Challenge Summary

This challenge is to implement two features:

Clean and extract the text from the raw JSON tweets that come from the Twitter Streaming API, and track the number of tweets that contain unicode.

A tweet's text is considered "clean" once all of the escape characters (e.g. \n, ", / ) are replaced and unicode have been removed.

Calculate the average degree of a vertex in a Twitter hashtag graph for the last 60 seconds, and update this each time a new tweet appears.

A Twitter hashtag graph is a graph connecting all the hashtags that have been mentioned together in a single tweet.

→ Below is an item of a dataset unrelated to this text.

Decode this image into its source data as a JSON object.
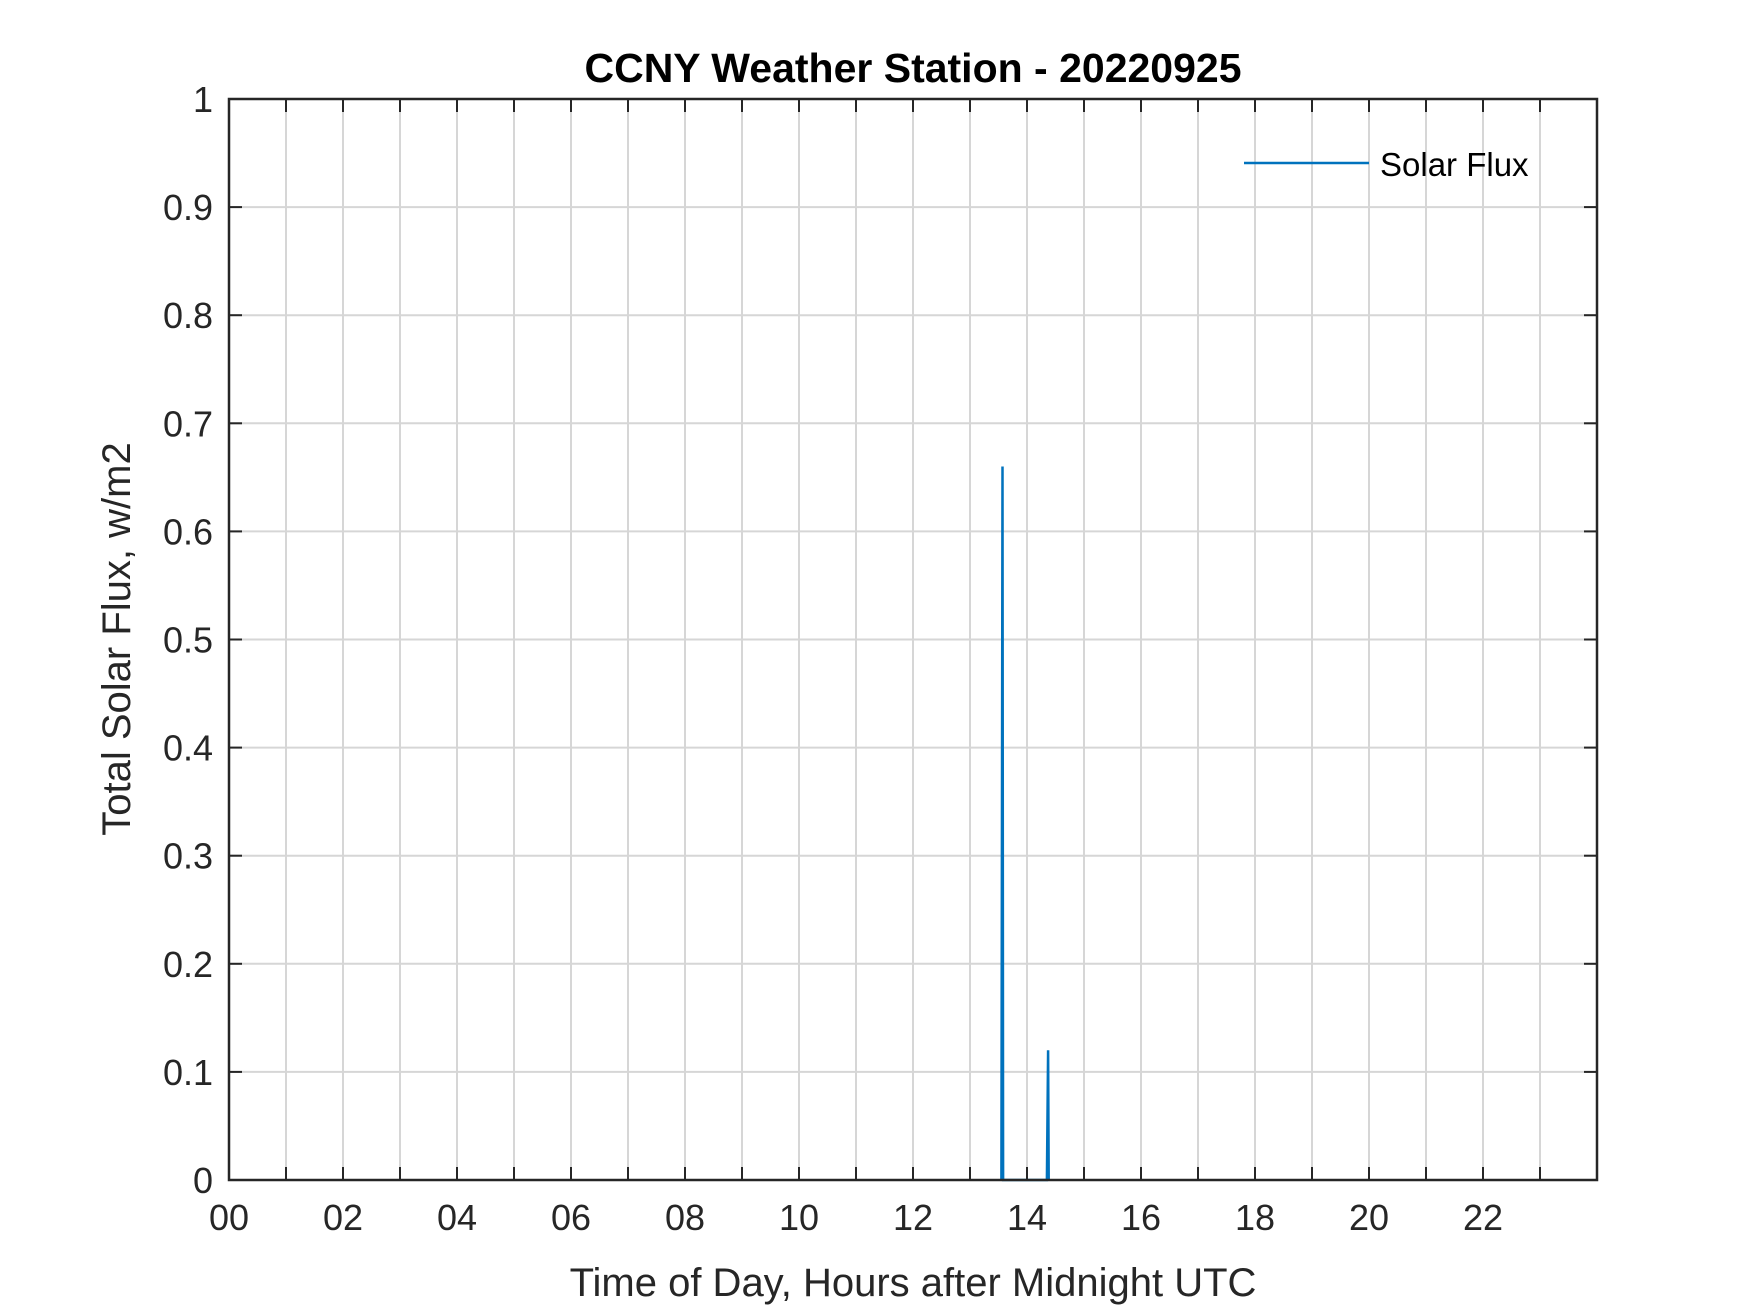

Running the Codebase Locally

  1. git clone https://github.com/5ak3t/coding-challenge.git

  2. Install requirements - pip install -r requirements.txt

  3. Run Tests - python src/tests.py Test Fixtures are located in coding-challenge/src/fixtures

  4. chmod +x coding-challenge/run.sh

  5. ./run.sh

Implementation Details

  1. Common functions are written in coding-challenge/src/utils.py

  2. Parsing of tweets is implemented in coding-challenge/src/tweets_cleaned.py

  3. Calculating average degree is implemented in coding-challenge/src/average_degree.py

  4. Cleaned tweets are written in coding-challenge/src/tweet_output/ft1.txt

  5. Rolling average degree is written in coding-challenge/src/tweet_output/ft2.txt

TODO Improvements For Future Versions

  1. Proper Fixtures for Tests

  2. Improve Test Coverage

  3. Implement Threading

  4. Run the code against live streaming API

  5. The Graph creation and updation can have a better implementation.

  6. Apache Spark can be used to ingest realtime data, GraphX for Grpah processing.